Die beklagte Partei ist schuldig, der klagenden Partei die mit 199,87 EUR bestimmten Kosten der Revisionsbeantwortung (darin 33,31 EUR USt) binnen 14 Tagen zu ersetzen.

Text

Begründung

Die Ehe der Streitteile wurde am 23. Juni 1982 rechtskräftig (gemäß § 55a EheG) geschieden.

Der Beklagten wurde mit Beschluss des Bezirksgerichts Wels vom 5. Februar 2001, GZ 12 E 5741/00s-2, zur Hereinbringung eines die Monate Februar bis November 2000 umfassenden Unterhaltsrückstands von 3.961,90 S und laufender Unterhaltswertsicherungsbeträge von monatlich 396,19 S (ab Dezember 2000) wider den Kläger die Forderungs- und Fahrnisexekution bewilligt.

Die Parteien hatten am 23. Juni 1982 einen gerichtlichen Vergleich geschlossen, worin sich der Kläger zu einer Unterhaltsleistung an die Beklagte von monatlich 4.000 S ab 1. Juli 1982 verpflichtete. Nach Erreichung der Selbsterhaltungsfähigkeit der drei gemeinsamen Kinder sollte sich der monatliche Unterhaltsanspruch der Beklagten um insgesamt 1.000 S erhöhen. Weiters wurde eine Wertsicherung nach dem Verbraucherpreisindex 1976 unter Zugrundelegung der Basiszahl für Juli 1982 vereinbart.

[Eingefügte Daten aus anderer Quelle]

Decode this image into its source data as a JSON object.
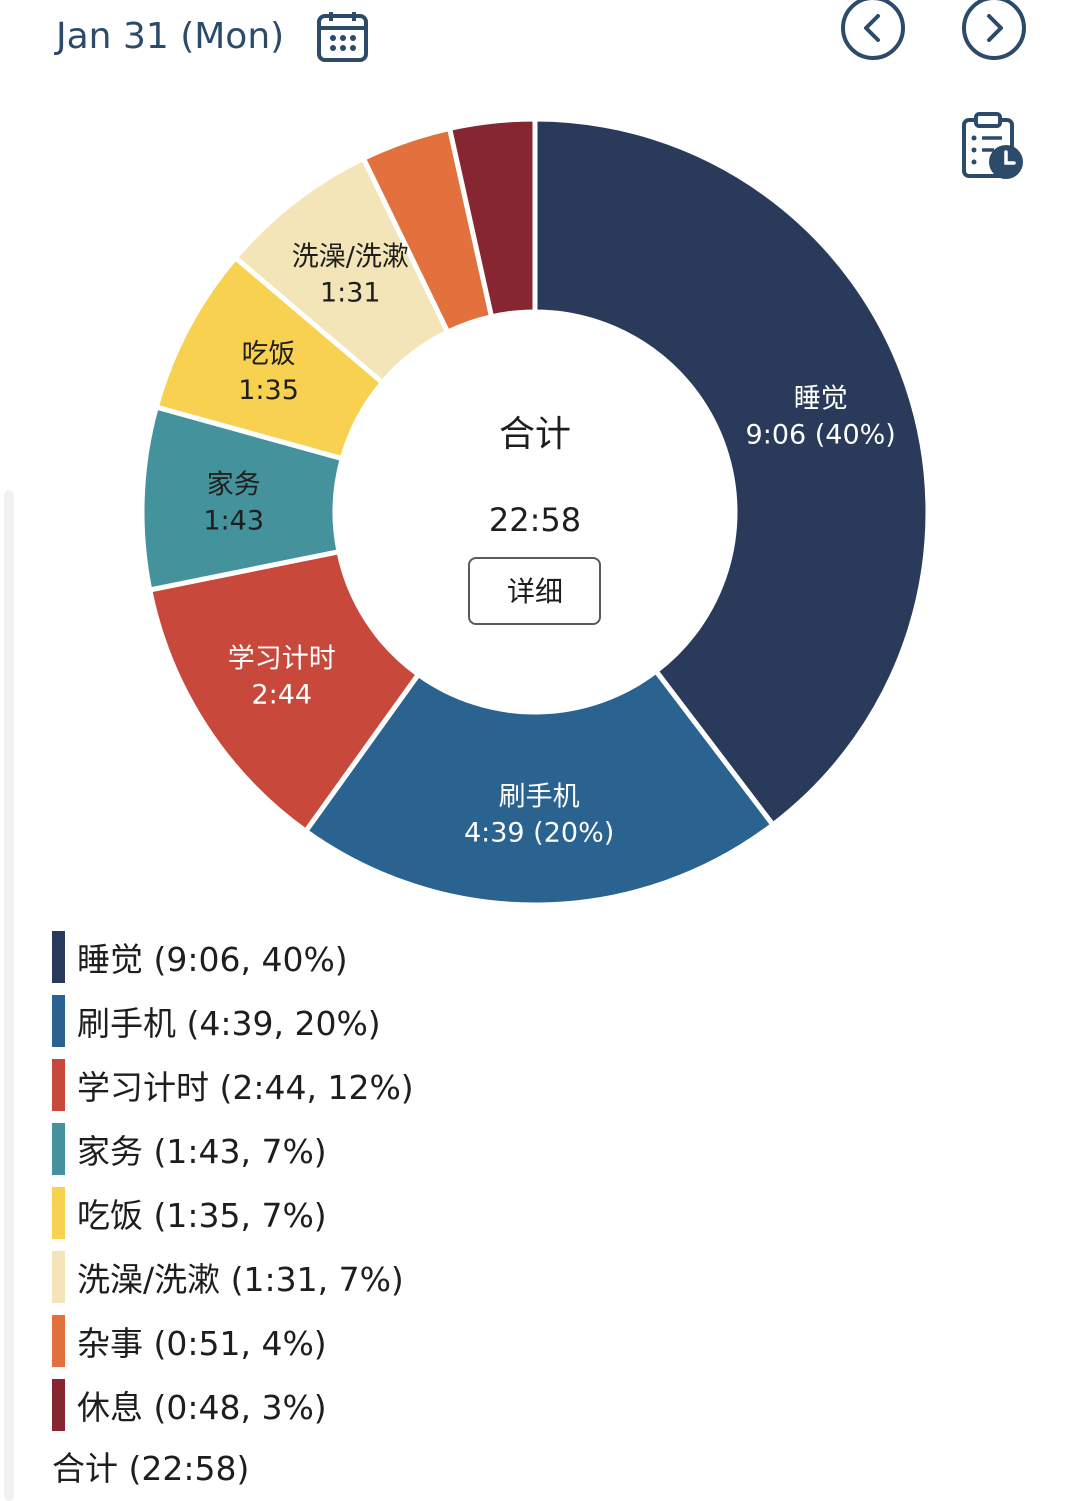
{
  "header": {
    "date": "Jan 31 (Mon)",
    "calendar_icon": "calendar-icon",
    "prev_icon": "chevron-left-circle-icon",
    "next_icon": "chevron-right-circle-icon",
    "report_icon": "clipboard-clock-icon"
  },
  "colors": {
    "header_text": "#2c4a6a",
    "icon": "#2c4a6a"
  },
  "chart_data": {
    "type": "pie",
    "variant": "donut",
    "center": {
      "title": "合计",
      "total": "22:58",
      "button_label": "详细"
    },
    "segments": [
      {
        "name": "睡觉",
        "time": "9:06",
        "minutes": 546,
        "percent": 40,
        "slice_label": "9:06 (40%)",
        "legend": "睡觉 (9:06, 40%)",
        "color": "#2a3a5a",
        "label_color": "#ffffff",
        "show_label": true
      },
      {
        "name": "刷手机",
        "time": "4:39",
        "minutes": 279,
        "percent": 20,
        "slice_label": "4:39 (20%)",
        "legend": "刷手机 (4:39, 20%)",
        "color": "#2a6290",
        "label_color": "#ffffff",
        "show_label": true
      },
      {
        "name": "学习计时",
        "time": "2:44",
        "minutes": 164,
        "percent": 12,
        "slice_label": "2:44",
        "legend": "学习计时 (2:44, 12%)",
        "color": "#c8493b",
        "label_color": "#ffffff",
        "show_label": true
      },
      {
        "name": "家务",
        "time": "1:43",
        "minutes": 103,
        "percent": 7,
        "slice_label": "1:43",
        "legend": "家务 (1:43, 7%)",
        "color": "#43929c",
        "label_color": "#1e1e1e",
        "show_label": true
      },
      {
        "name": "吃饭",
        "time": "1:35",
        "minutes": 95,
        "percent": 7,
        "slice_label": "1:35",
        "legend": "吃饭 (1:35, 7%)",
        "color": "#f7d14f",
        "label_color": "#1e1e1e",
        "show_label": true
      },
      {
        "name": "洗澡/洗漱",
        "time": "1:31",
        "minutes": 91,
        "percent": 7,
        "slice_label": "1:31",
        "legend": "洗澡/洗漱 (1:31, 7%)",
        "color": "#f3e5b8",
        "label_color": "#1e1e1e",
        "show_label": true
      },
      {
        "name": "杂事",
        "time": "0:51",
        "minutes": 51,
        "percent": 4,
        "slice_label": "",
        "legend": "杂事 (0:51, 4%)",
        "color": "#e2713e",
        "label_color": "#1e1e1e",
        "show_label": false
      },
      {
        "name": "休息",
        "time": "0:48",
        "minutes": 48,
        "percent": 3,
        "slice_label": "",
        "legend": "休息 (0:48, 3%)",
        "color": "#862631",
        "label_color": "#ffffff",
        "show_label": false
      }
    ],
    "legend_total": "合计 (22:58)",
    "legend_position": "bottom"
  }
}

Der Kläger hatte zum Zeitpunkt der Scheidung Einkünfte als Heeresbeamter, die unter Berücksichtigung der Sonderzahlungen monatlich 14.000 S betrugen und darüber hinaus Nebeneinkünfte als Taxilenker von monatlich etwa 6.000 S. Die Beklagte ging einer Nebenbeschäftigung als Friseurin nach. Die Streitteile gaben diese Nebeneinkünfte damals weder bekannt noch legten sie sie der von ihnen geschlossenen Vereinbarung zugrunde. Beiden war bewusst, dass der jeweils andere Nebenbeschäftigungen zur Verbesserung seiner finanziellen Situation ausübte. Beide wollten aber, dass diese Einkünfte nicht in den Unterhaltsvergleich einfließen. Bei der Ausmessung des Unterhaltsbetrags der Beklagten orientierte man sich am gesetzlichen Unterhalt eines schuldlos geschiedenen Ehegatten. Die vom Kläger übernommene Unterhaltspflicht für seine Kinder betrug ab 1. Juli 1982 monatlich je 1.500 S, gleichfalls unter Zugrundelegung des Verbraucherpreisindex 1976 wertgesichert.

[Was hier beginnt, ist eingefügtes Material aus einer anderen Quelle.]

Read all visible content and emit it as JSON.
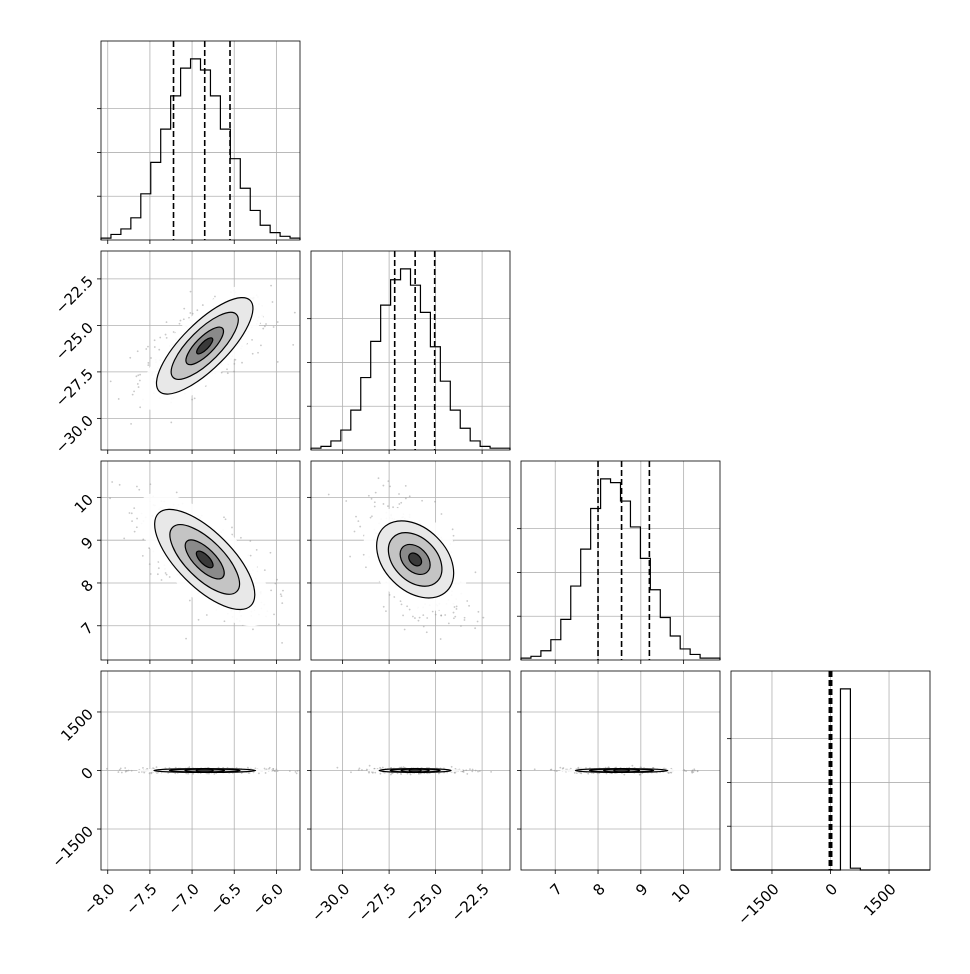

Das Einkommen des Klägers aus seiner Nebenbeschäftigung verschlechterte sich, als er selbständig ein Taxi lenkte. Seit 1. Februar 1995 befindet sich der Kläger als Heeresbeamter im Ruhestand. Seine monatlichen Pensionseinkünfte betrugen im Jahr 2001 (unter Einschluss der Sonderzahlungen) durchschnittlich 19.795 S. Ab Jänner 2002 bezog der Kläger eine monatliche Pension von 1.239,20 EUR. Nach wie vor betreibt er als Selbständiger ein Taxiunternehmen, woraus er aber in den Jahren 2001 und 2002 keine Gewinne erzielte.

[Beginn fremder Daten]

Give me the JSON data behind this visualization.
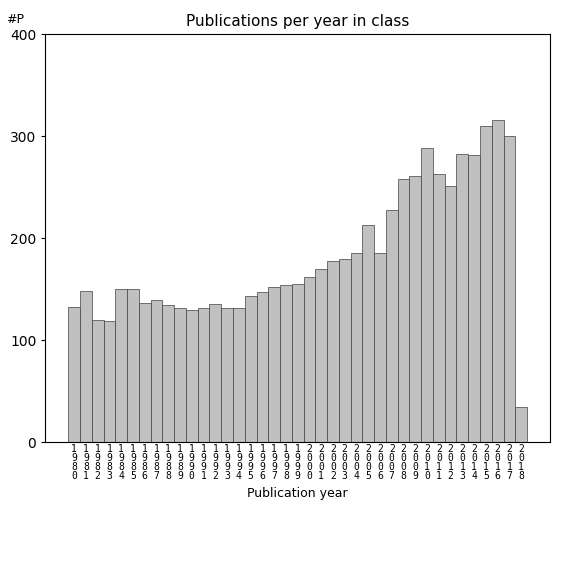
{
  "title": "Publications per year in class",
  "xlabel": "Publication year",
  "ylabel": "#P",
  "bar_color": "#c0c0c0",
  "bar_edge_color": "#404040",
  "ylim": [
    0,
    400
  ],
  "yticks": [
    0,
    100,
    200,
    300,
    400
  ],
  "years": [
    1980,
    1981,
    1982,
    1983,
    1984,
    1985,
    1986,
    1987,
    1988,
    1989,
    1990,
    1991,
    1992,
    1993,
    1994,
    1995,
    1996,
    1997,
    1998,
    1999,
    2000,
    2001,
    2002,
    2003,
    2004,
    2005,
    2006,
    2007,
    2008,
    2009,
    2010,
    2011,
    2012,
    2013,
    2014,
    2015,
    2016,
    2017,
    2018
  ],
  "values": [
    133,
    148,
    120,
    119,
    150,
    150,
    136,
    139,
    134,
    132,
    130,
    132,
    135,
    132,
    132,
    143,
    147,
    152,
    154,
    155,
    162,
    170,
    178,
    180,
    185,
    213,
    185,
    228,
    258,
    261,
    288,
    263,
    251,
    282,
    281,
    310,
    316,
    300,
    35
  ],
  "title_fontsize": 11,
  "axis_label_fontsize": 9,
  "tick_fontsize": 8,
  "ylabel_fontsize": 9
}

Der Kläger begehrte, den zu AZ 12 E 5741/00s des Bezirksgerichts Wels betriebenen Anspruch für erloschen zu erklären. Zum Zeitpunkt des Vergleichsabschlusses habe er so viel verdient, dass er die vereinbarten Unterhaltsbeträge ohne Existenzgefährdung habe zahlen können. Da die Beklagte bereits mehr als 33 % des Nettoeinkommens des Klägers erhalte und dieser keine Nebeneinkünfte mehr beziehe, stünden ihr die begehrten Wertsicherungsbeträge, denen ein Gesamtanspruch von 7.776,97 S entsprechen würde, nicht zu.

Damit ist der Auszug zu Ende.